Higher Prescription Opioid Use Is Not Linked to Misuse Among Cancer Survivors, According to Recent Study

September 16, 2020
Jessica Skarzynski

Opioids are a common tool in treating cancer-related pain, but they are also at the center of a nationwide epidemic. One that researchers have found cancer patients are not as linked to as previously thought.

Opioids are an effective tool in treating cancer-related pain, which previous research has found to be experienced by as many as 60% of patients and 33% of survivors. However, these drugs are also at the center of a nationwide epidemic, making them a dangerous yet indispensable option when it comes to pain management.

While opioid use in the general public is a topic of national concern, not much is known about the rates of opioid use and misuse in patients with cancer and survivors. To better understand how these populations use opioids to manage pain, and to gauge their misuse, researchers performed a cross-sectional, retrospective, population-based study, the results of which were recently published in JAMA Oncology.

After analyzing the data from 169,162 respondents to the National Survey on Drug Use and Health between January 2015 and December 2018, researchers identified 5,139 individuals (52%) with a history of cancer as survivors, and then broke this group into two smaller groups:

  • more recent survivors (1,243 or 1.2%), who had cancer within 12 months of taking the survey, and
  • less recentsurvivors (3,896 or 4%), who had cancer more than 12 months prior to survey completion.

Because of their low likelihood of needing opioids for cancer-related pain, individuals with non-melanoma skin cancer were excluded from the analysis, and all respondents were at least 18 years or older. The most common types of cancer among the 5,139 survivors included breast (1,118), prostate (621) and melanoma (502).

Within the survey, prescription opioid use was defined as the use of any prescription opioid within the last 12 months as directed by a doctor, while misuse was defined as the use of these drugs in any way not directed by a doctor (taking higher doses than directed, using opioids for a longer period of time than prescribed, taking opioids prescribed to someone else, etc).

Overall, prescription opioid use was found to be higher among respondents with a more recent (54.3%) and less recent (39.2%) cancer history versus respondents without cancer (30.5%).

Upon multivariable analysis, while individuals who had a history of cancer were more likely to use prescription opioids compared with those without a history of the disease, this did not correlate to a significant difference in rates of opioid misuse.

Among cancer survivors, those who used prescription opioids were more likely to be between 35 and 64 years of age, in poorer health, and having experienced a major depressive episode within the past year.

Of the respondents who had cancer, the highest rates of prescription opioid use were reported by those with gallbladder, liver or pancreatic cancer (72.2%), larynx, windpipe, or lung cancer (53.5%), and cervical cancer (48.4%). The lowest rates of opioid use were reported by individuals with prostate or testis cancer (37.9%) and uterine cancer (37.6%).

When evaluating prescription opioid misuse, lower rates were seen in respondents with a less recent cancer history (3%) and more recent cancer history (3.5%) compared with participants without cancer (4.3%).

Factors associated with prescription opioid misuse included younger age (age 18-34), alcohol use disorder and nonopioid drug use disorder.

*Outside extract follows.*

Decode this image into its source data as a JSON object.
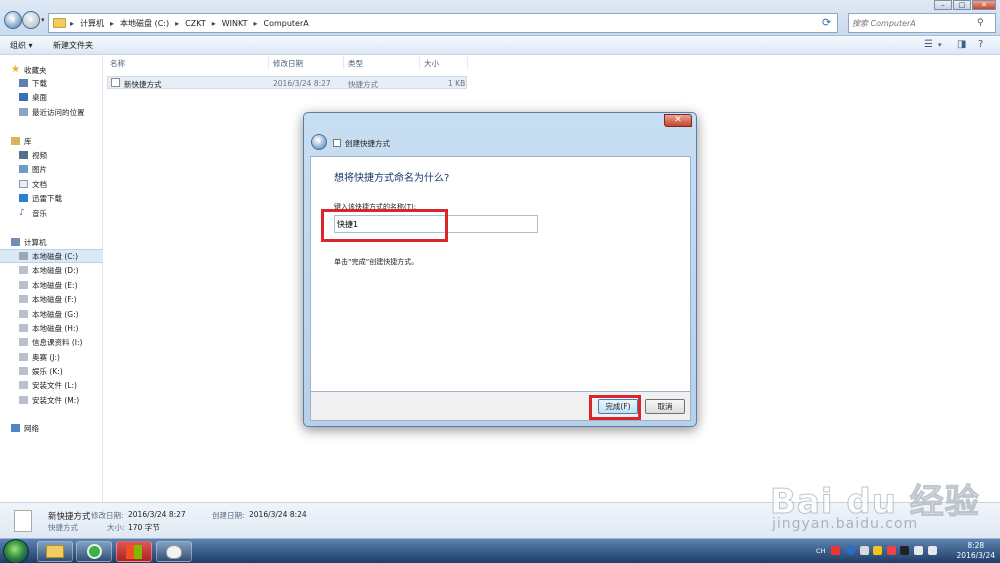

Additionally, misuse was highest among respondents with esophagus or stomach cancer (10.1%) and gallbladder, liver, or pancreatic cancer (7.3%) and lowest among those with breast cancer (1.7%).

Ultimately, the researchers noted, while their study had multiple limitations — a major one being the fact that respondents may be unwilling to accurately self-report opioid misuse — they did note that the consistency in their findings compared with other similar studies led them to be confident that increased prescription opioid use among cancer survivors does not necessarily translate to a higher risk of misuse.

“It is imperative that opioid legislation and policies recognize that cancer survivors will have a higher rate of prescription opioid use and that restrictions on prescription opioid access for cancer survivors are incongruent with their opioid utilization patterns,” the authors concluded.

“Our analysis supports continued access to opioid medications for cancer survivors who may benefit from such therapy.”